In his speech at the Liberal leadership convention last November, Paul Martin noted with pride his party’s historic support for the Charter of Rights and Freedoms, with special reference to the adoption of same-sex marriage.
The denial of basic rights to individuals and to minorities, he observed, affects all Canadians.
Noting the recent cancellation of the Court Challenges Program, he gave this assurance, “We are the party of the Charter and under a Liberal government your rights will never depend upon the state of your pocketbook.”
Stephane Dion, the new Liberal leader, prior to the Commons vote on the same sex marriage issue in December, stated “you don’t pick and choose rights.”
If the Liberal Party is “the party of the Charter,” how would one describe the Conservative Party?
The Conservative government does not attack the instrument directly, through the override clause or constitutional amendment. It purports to advocate the social status quo absent legislative change; it repudiates “judicial activism.”
The government’s approach to the Charter is nonetheless aggressive. It has terminated or eviscerated longstanding programs and policies necessary to effectuate the Charter’s transformative purposes.
The government underplays this agenda through the strict communication codes on “social issues” that applied during the recent election and continue in application to by-elections, members of parliament, and even to cabinet ministers. This cone of silence leaves the government’s actions to speak for themselves.
The cancellation of the Court Challenges Program is a case in point. This long-standing, low cost program supported Charter litigation by funding test case development and public interest interventions. In the future, public funds will support only the Ministry of Justice’s opposition to Charter rights claims.
Status of Women Canada survives, but with much reduced funding. It has lost two crucial mandates: full political participation by women in Canadian society and the realization of equality. The new rules cut off funding for advocacy, lobbying, and general research in favour of “project” funding.
The government thus set aside three decades of support for the full integration of women into all facets of Canadian society. This funding enabled public interest groups to build expertise, organization skills, infrastructure, and a knowledge base that facilitated the Charter’s adoption and ensured inclusion of its strong affirmation of women’s equality.
More recently, this funding ensured that women’s voices were heard in the public debate on the establishment of sharia “courts” for matrimonial dispute resolution under Ontario’s arbitration statute. These voices illuminated the procedural, institutional, and substantive implications of the proposal for those whose lives would be adversely affected.
The Ontario government heard these voices: it did not merely repudiate the proposal; it also formulated structural changes to the resolution of family disputes to protect the interests of women and children.

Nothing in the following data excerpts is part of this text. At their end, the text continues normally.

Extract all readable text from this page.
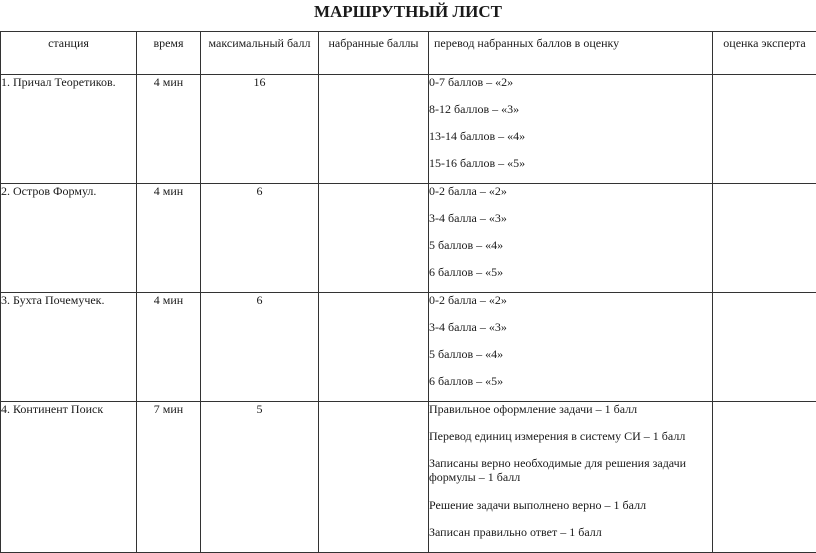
МАРШРУТНЫЙ ЛИСТ
станция	время	максимальный балл	набранные баллы	перевод набранных баллов в оценку	оценка эксперта
1. Причал Теоретиков.	4 мин	16		0-7 баллов – «2»
8-12 баллов – «3»
13-14 баллов – «4»
15-16 баллов – «5»	

2. Остров Формул.	4 мин	6		0-2 балла – «2»
3-4 балла – «3»
5 баллов – «4»
6 баллов – «5»	

3. Бухта Почемучек.	4 мин	6		0-2 балла – «2»
3-4 балла – «3»
5 баллов – «4»
6 баллов – «5»	

4. Континент Поиск	7 мин	5		Правильное оформление задачи – 1 балл
Перевод единиц измерения в систему СИ – 1 балл
Записаны верно необходимые для решения задачи формулы – 1 балл
Решение задачи выполнено верно – 1 балл
Записан правильно ответ – 1 балл	
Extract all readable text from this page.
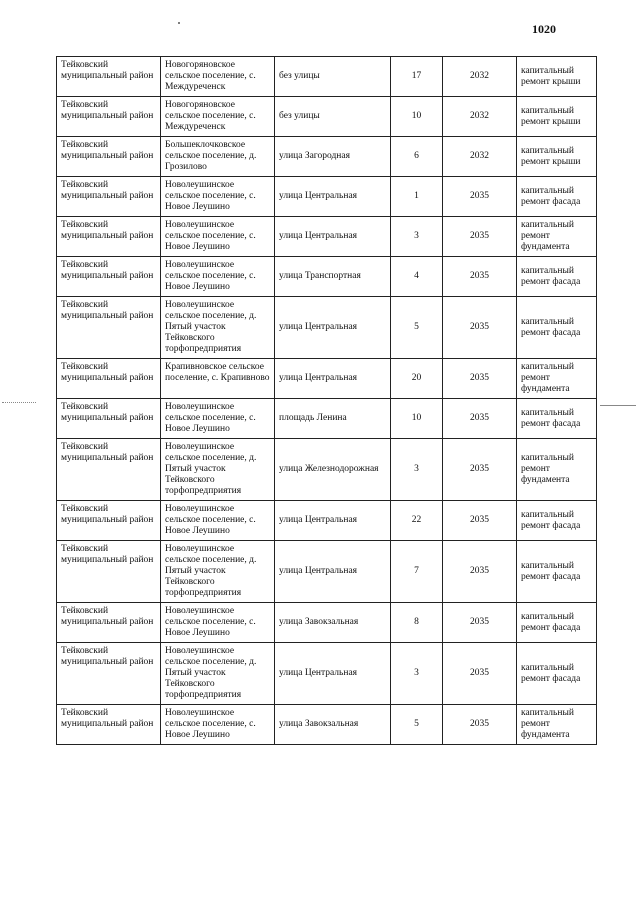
1020
Тейковский муниципальный район	Новогоряновское сельское поселение, с. Междуреченск	без улицы	17	2032	капитальный ремонт крыши
Тейковский муниципальный район	Новогоряновское сельское поселение, с. Междуреченск	без улицы	10	2032	капитальный ремонт крыши
Тейковский муниципальный район	Большеклочковское сельское поселение, д. Грозилово	улица Загородная	6	2032	капитальный ремонт крыши
Тейковский муниципальный район	Новолеушинское сельское поселение, с. Новое Леушино	улица Центральная	1	2035	капитальный ремонт фасада
Тейковский муниципальный район	Новолеушинское сельское поселение, с. Новое Леушино	улица Центральная	3	2035	капитальный ремонт фундамента
Тейковский муниципальный район	Новолеушинское сельское поселение, с. Новое Леушино	улица Транспортная	4	2035	капитальный ремонт фасада
Тейковский муниципальный район	Новолеушинское сельское поселение, д. Пятый участок Тейковского торфопредприятия	улица Центральная	5	2035	капитальный ремонт фасада
Тейковский муниципальный район	Крапивновское сельское поселение, с. Крапивново	улица Центральная	20	2035	капитальный ремонт фундамента
Тейковский муниципальный район	Новолеушинское сельское поселение, с. Новое Леушино	площадь Ленина	10	2035	капитальный ремонт фасада
Тейковский муниципальный район	Новолеушинское сельское поселение, д. Пятый участок Тейковского торфопредприятия	улица Железнодорожная	3	2035	капитальный ремонт фундамента
Тейковский муниципальный район	Новолеушинское сельское поселение, с. Новое Леушино	улица Центральная	22	2035	капитальный ремонт фасада
Тейковский муниципальный район	Новолеушинское сельское поселение, д. Пятый участок Тейковского торфопредприятия	улица Центральная	7	2035	капитальный ремонт фасада
Тейковский муниципальный район	Новолеушинское сельское поселение, с. Новое Леушино	улица Завокзальная	8	2035	капитальный ремонт фасада
Тейковский муниципальный район	Новолеушинское сельское поселение, д. Пятый участок Тейковского торфопредприятия	улица Центральная	3	2035	капитальный ремонт фасада
Тейковский муниципальный район	Новолеушинское сельское поселение, с. Новое Леушино	улица Завокзальная	5	2035	капитальный ремонт фундамента
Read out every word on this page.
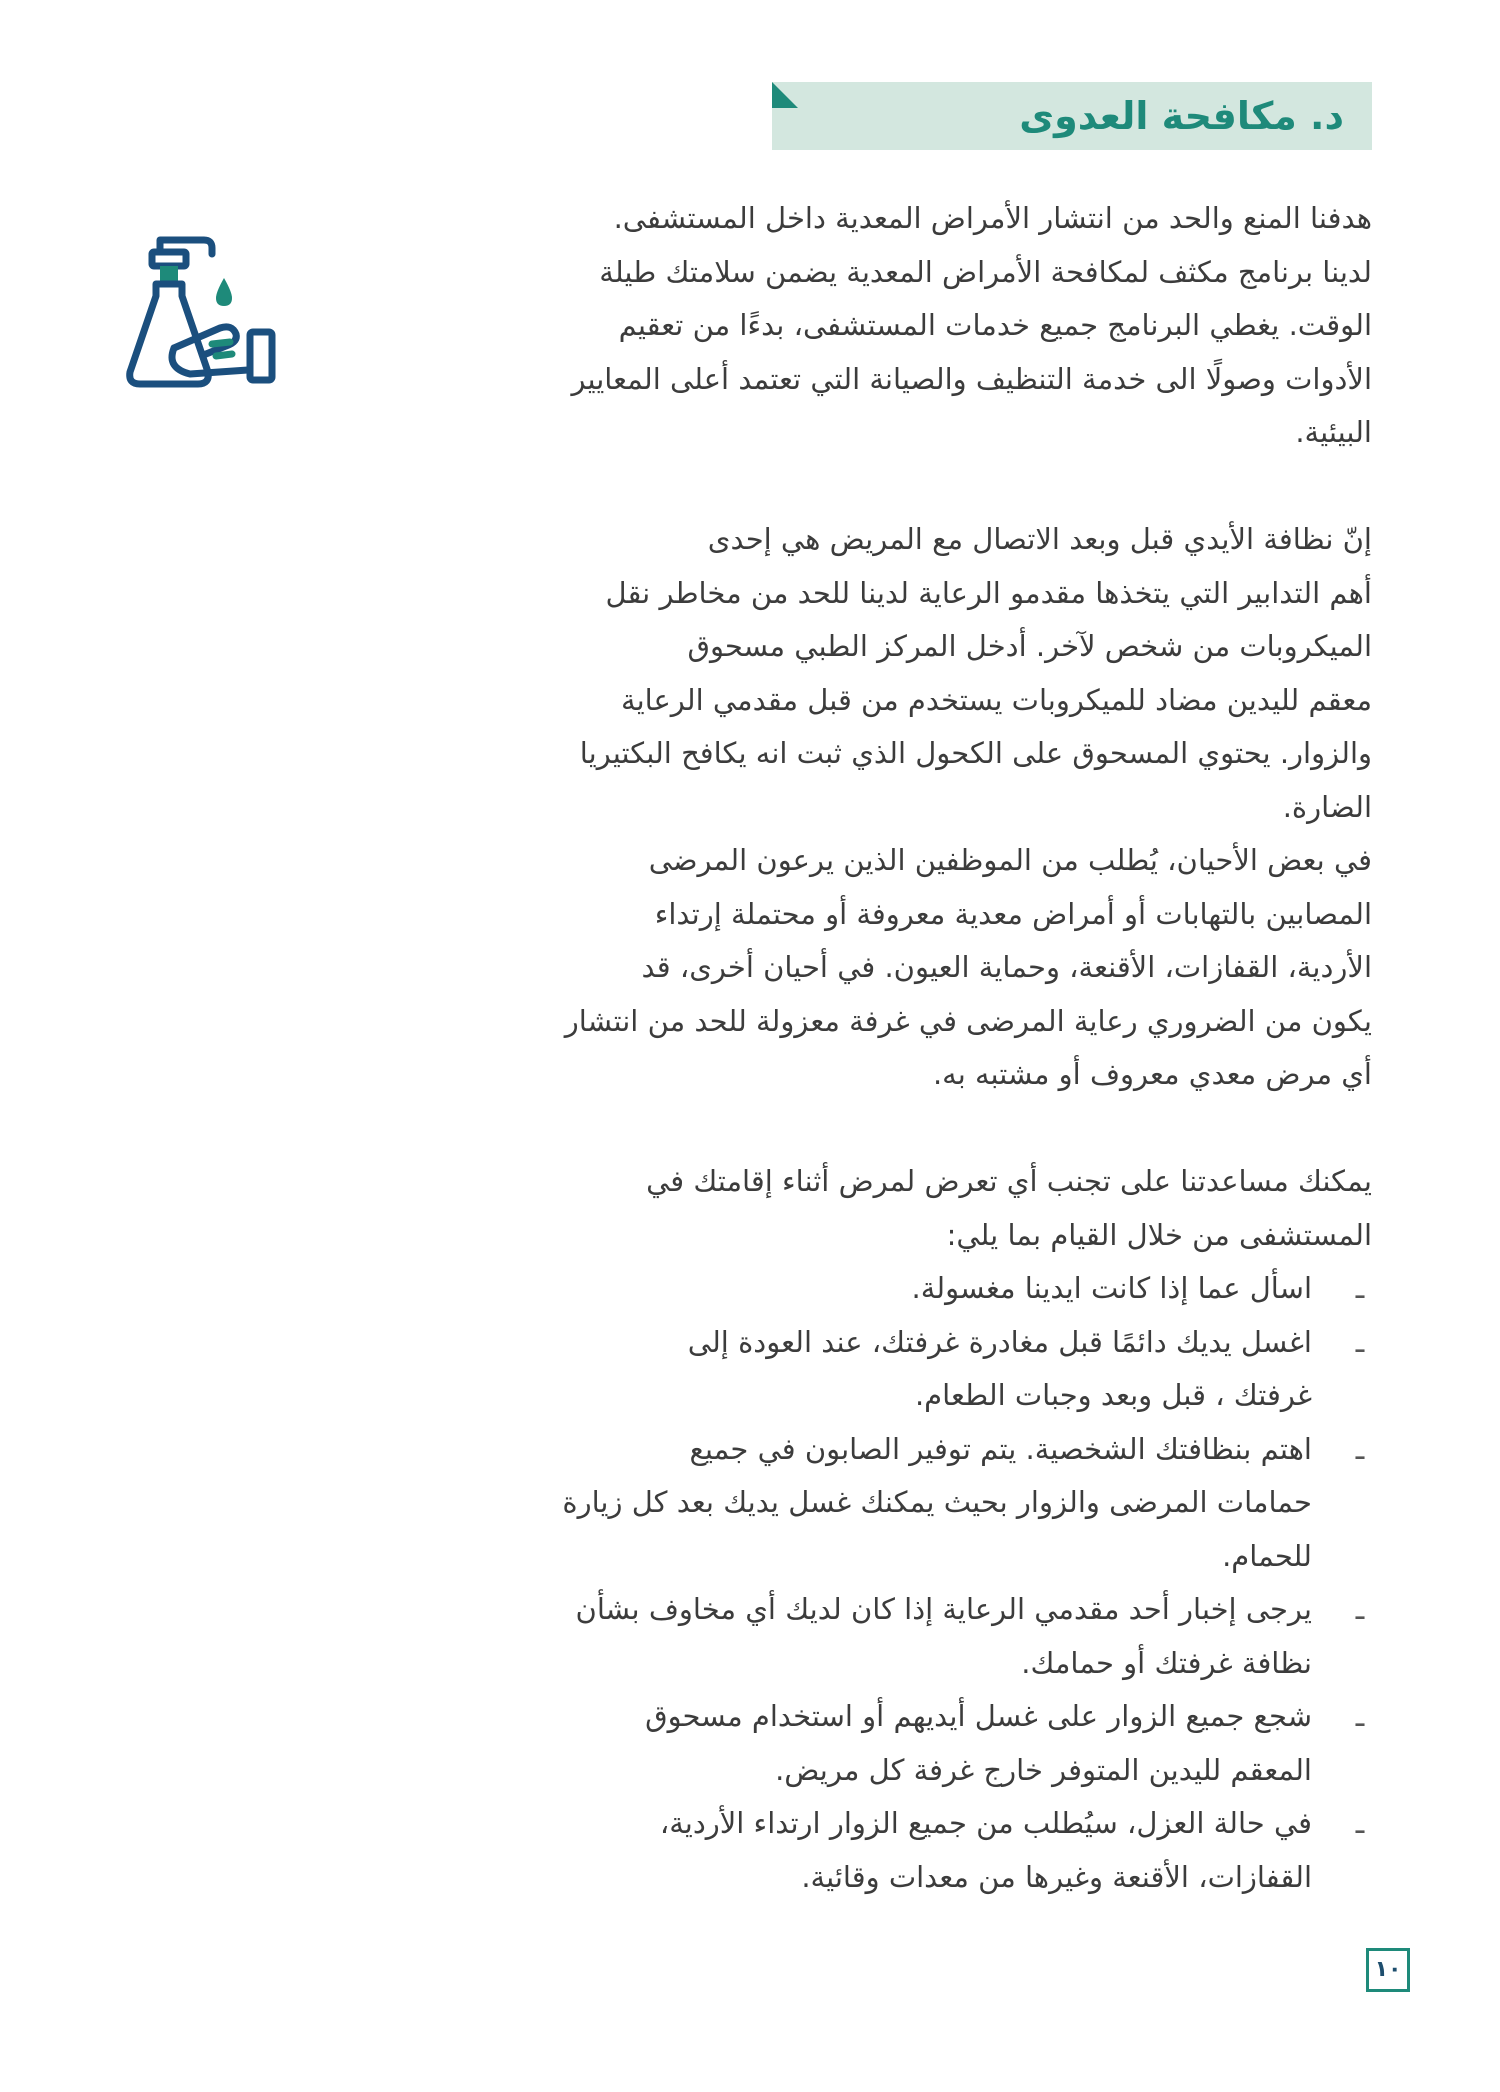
د. مكافحة العدوى

هدفنا المنع والحد من انتشار الأمراض المعدية داخل المستشفى.
لدينا برنامج مكثف لمكافحة الأمراض المعدية يضمن سلامتك طيلة
الوقت. يغطي البرنامج جميع خدمات المستشفى، بدءًا من تعقيم
الأدوات وصولًا الى خدمة التنظيف والصيانة التي تعتمد أعلى المعايير
البيئية.

إنّ نظافة الأيدي قبل وبعد الاتصال مع المريض هي إحدى
أهم التدابير التي يتخذها مقدمو الرعاية لدينا للحد من مخاطر نقل
الميكروبات من شخص لآخر. أدخل المركز الطبي مسحوق
معقم لليدين مضاد للميكروبات يستخدم من قبل مقدمي الرعاية
والزوار. يحتوي المسحوق على الكحول الذي ثبت انه يكافح البكتيريا
الضارة.

في بعض الأحيان، يُطلب من الموظفين الذين يرعون المرضى
المصابين بالتهابات أو أمراض معدية معروفة أو محتملة إرتداء
الأردية، القفازات، الأقنعة، وحماية العيون. في أحيان أخرى، قد
يكون من الضروري رعاية المرضى في غرفة معزولة للحد من انتشار
أي مرض معدي معروف أو مشتبه به.

يمكنك مساعدتنا على تجنب أي تعرض لمرض أثناء إقامتك في
المستشفى من خلال القيام بما يلي:

ـ
اسأل عما إذا كانت ايدينا مغسولة.
ـ
اغسل يديك دائمًا قبل مغادرة غرفتك، عند العودة إلى
غرفتك ، قبل وبعد وجبات الطعام.
ـ
اهتم بنظافتك الشخصية. يتم توفير الصابون في جميع
حمامات المرضى والزوار بحيث يمكنك غسل يديك بعد كل زيارة
للحمام.
ـ
يرجى إخبار أحد مقدمي الرعاية إذا كان لديك أي مخاوف بشأن
نظافة غرفتك أو حمامك.
ـ
شجع جميع الزوار على غسل أيديهم أو استخدام مسحوق
المعقم لليدين المتوفر خارج غرفة كل مريض.
ـ
في حالة العزل، سيُطلب من جميع الزوار ارتداء الأردية،
القفازات، الأقنعة وغيرها من معدات وقائية.
١٠
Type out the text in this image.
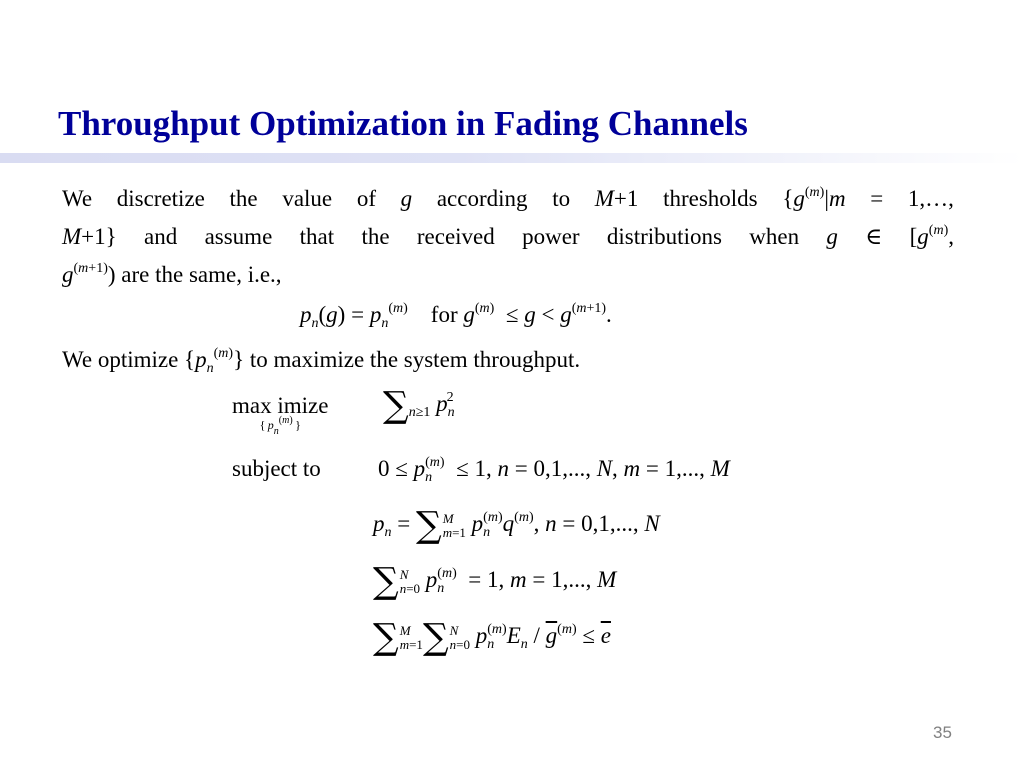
Throughput Optimization in Fading Channels
We discretize the value of g according to M+1 thresholds {$g^{(m)}|m$ = 1,…,
M+1} and assume that the received power distributions when g ∈ [$g^{(m)}$,
$g^{(m+1)}$) are the same, i.e.,
$p_n(g) = p_n^{(m)}$    for $g^{(m)} \le g < g^{(m+1)}$.
We optimize $\{p_n^{(m)}\}$ to maximize the system throughput.
max imize
{ $p_n^{(m)}$ }	$\sum_{n\ge 1}$ $p_n^2$
subject to $0 \le p_n^{(m)} \le 1$, n = 0,1,..., N, m = 1,..., M
$p_n$ = ∑ M
m=1 $p_n^{(m)}q^{(m)}$, n = 0,1,..., N
∑ N
n=0 $p_n^{(m)} = 1$, m = 1,..., M
∑ M
m=1 ∑ N
n=0 $p_n^{(m)}E_n / \overline{g}^{(m)} \le \overline{e}$
35
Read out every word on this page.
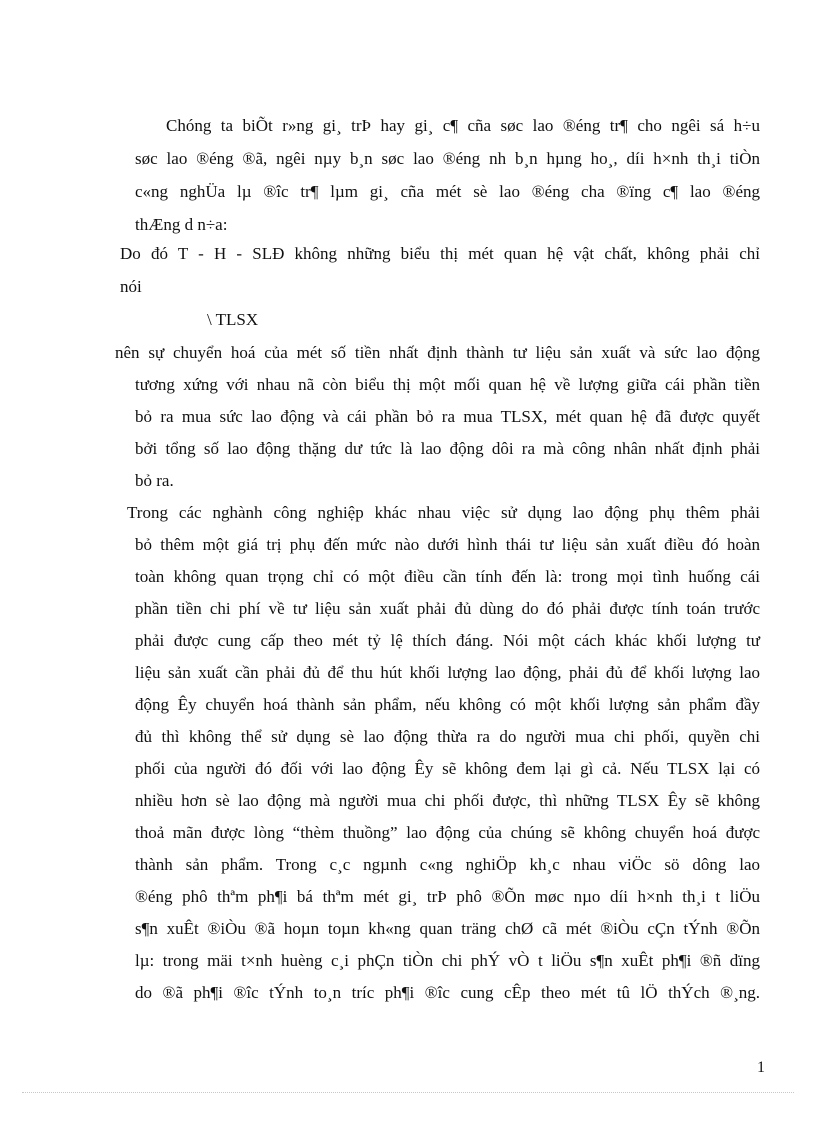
Chóng ta biÕt r»ng gi¸ trÞ hay gi¸ c¶ cña søc lao ®éng tr¶ cho ngêi sá h÷u
søc lao ®éng ®ã, ngêi nµy b¸n søc lao ®éng nh b¸n hµng ho¸, díi h×nh th¸i tiÒn
c«ng nghÜa lµ ®îc tr¶ lµm gi¸ cña mét sè lao ®éng cha ®ïng c¶ lao ®éng
thÆng d n÷a:
Do đó T - H - SLĐ không những biểu thị mét quan hệ vật chất, không phải chỉ
nói
\ TLSX
nên sự chuyển hoá của mét số tiền nhất định thành tư liệu sản xuất và sức lao động
tương xứng với nhau nã còn biểu thị một mối quan hệ về lượng giữa cái phần tiền
bỏ ra mua sức lao động và cái phần bỏ ra mua TLSX, mét quan hệ đã được quyết
bởi tổng số lao động thặng dư tức là lao động dôi ra mà công nhân nhất định phải
bỏ ra.
Trong các nghành công nghiệp khác nhau việc sử dụng lao động phụ thêm phải
bỏ thêm một giá trị phụ đến mức nào dưới hình thái tư liệu sản xuất điều đó hoàn
toàn không quan trọng chỉ có một điều cần tính đến là: trong mọi tình huống cái
phần tiền chi phí về tư liệu sản xuất phải đủ dùng do đó phải được tính toán trước
phải được cung cấp theo mét tỷ lệ thích đáng. Nói một cách khác khối lượng tư
liệu sản xuất cần phải đủ để thu hút khối lượng lao động, phải đủ để khối lượng lao
động Êy chuyển hoá thành sản phẩm, nếu không có một khối lượng sản phẩm đầy
đủ thì không thể sử dụng sè lao động thừa ra do người mua chi phối, quyền chi
phối của người đó đối với lao động Êy sẽ không đem lại gì cả. Nếu TLSX lại có
nhiều hơn sè lao động mà người mua chi phối được, thì những TLSX Êy sẽ không
thoả mãn được lòng “thèm thuồng” lao động của chúng sẽ không chuyển hoá được
thành sản phẩm. Trong c¸c ngµnh c«ng nghiÖp kh¸c nhau viÖc sö dông lao
®éng phô thªm ph¶i bá thªm mét gi¸ trÞ phô ®Õn møc nµo díi h×nh th¸i t liÖu
s¶n xuÊt ®iÒu ®ã hoµn toµn kh«ng quan träng chØ cã mét ®iÒu cÇn tÝnh ®Õn
lµ: trong mäi t×nh huèng c¸i phÇn tiÒn chi phÝ vÒ t liÖu s¶n xuÊt ph¶i ®ñ dïng
do ®ã ph¶i ®îc tÝnh to¸n tríc ph¶i ®îc cung cÊp theo mét tû lÖ thÝch ®¸ng.
1
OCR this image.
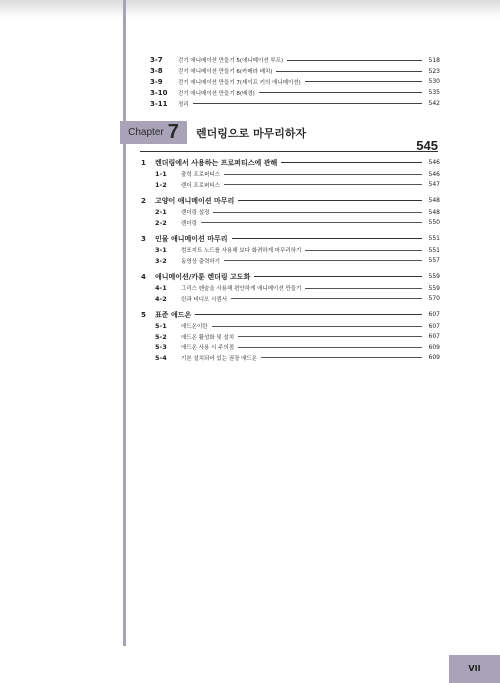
3-7	걷기 애니메이션 만들기 5(애니메이션 루프)	518
3-8	걷기 애니메이션 만들기 6(카메라 배치)	523
3-9	걷기 애니메이션 만들기 7(셰이프 키의 애니메이션)	530
3-10	걷기 애니메이션 만들기 8(배경)	535
3-11	정리	542
Chapter 7 렌더링으로 마무리하자
545
1	렌더링에서 사용하는 프로퍼티스에 관해	546
1-1	출력 프로퍼티스	546
1-2	렌더 프로퍼티스	547
2	고양이 애니메이션 마무리	548
2-1	렌더링 설정	548
2-2	렌더링	550
3	인물 애니메이션 마무리	551
3-1	컴포지트 노드를 사용해 보다 화려하게 마무리하기	551
3-2	동영상 출력하기	557
4	애니메이션/카툰 렌더링 고도화	559
4-1	그리스 펜슬을 사용해 편안하게 애니메이션 만들기	559
4-2	린과 비디오 시퀀서	570
5	표준 애드온	607
5-1	애드온이란	607
5-2	애드온 활성화 및 설치	607
5-3	애드온 사용 시 주의점	609
5-4	기본 설치되어 있는 권장 애드온	609
VII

The federal government has also shut down the Law Commission, which produced historical, comparative, doctrinal, and theoretical research and analysis to respond to societal change and animate constitutional principles.
The government has taken down the web site created by the previous government to mark the 20th anniversary of the coming into force of the Charter’s equality clause. The Department of Justice has refused requests to permit the University of Toronto’s Faculty of Law to make it available to students and the general public.
Connect the dots. The government’s aim is to reduce the number of constitutional challenges, abandon pro-active law reform in areas of Charter-infused public policy, and withdraw resources that build legal and political expertise and knowledge-bases on constitutional issues. It has manifested disdain for expert and multi-faceted deliberation on public policy.
These initiatives will transform our constitutional culture in the short term. For the long term, the government has another initiative in mind: changes to the mode of appointment of judges designed to undermine protection of Charter guarantees.
These many changes were taken with no public debate, no engagement with the constituencies affected, and no intelligible explanations or justifications by the ministers responsible. Widespread objection from leading experts and respected public bodies does not faze this government.
The Conservative Party is fast becoming the “anti-Charter party.” The Liberals invoke their commitment to the Charter with pride and have a long (if imperfect) history of supporting the Charter’s adoption and implementation as supreme law. Prime Minister Stephen Harper, in contrast, would repudiate the Charter’s transformative purposes under the cover of “executive activism”.
Harper’s disdain for the Charter has weakened our electoral and parliamentary processes. In addition, he has undermined the institutional strengths and established roles of our public institutions.
As long as constitutional questions remain the mainstay of national party politics, our political system will fail to reflect the public interest and to attend to the pressing issues of our day.
Lorraine E. Weinrib is a professor at the Faculty of Law, University of Toronto.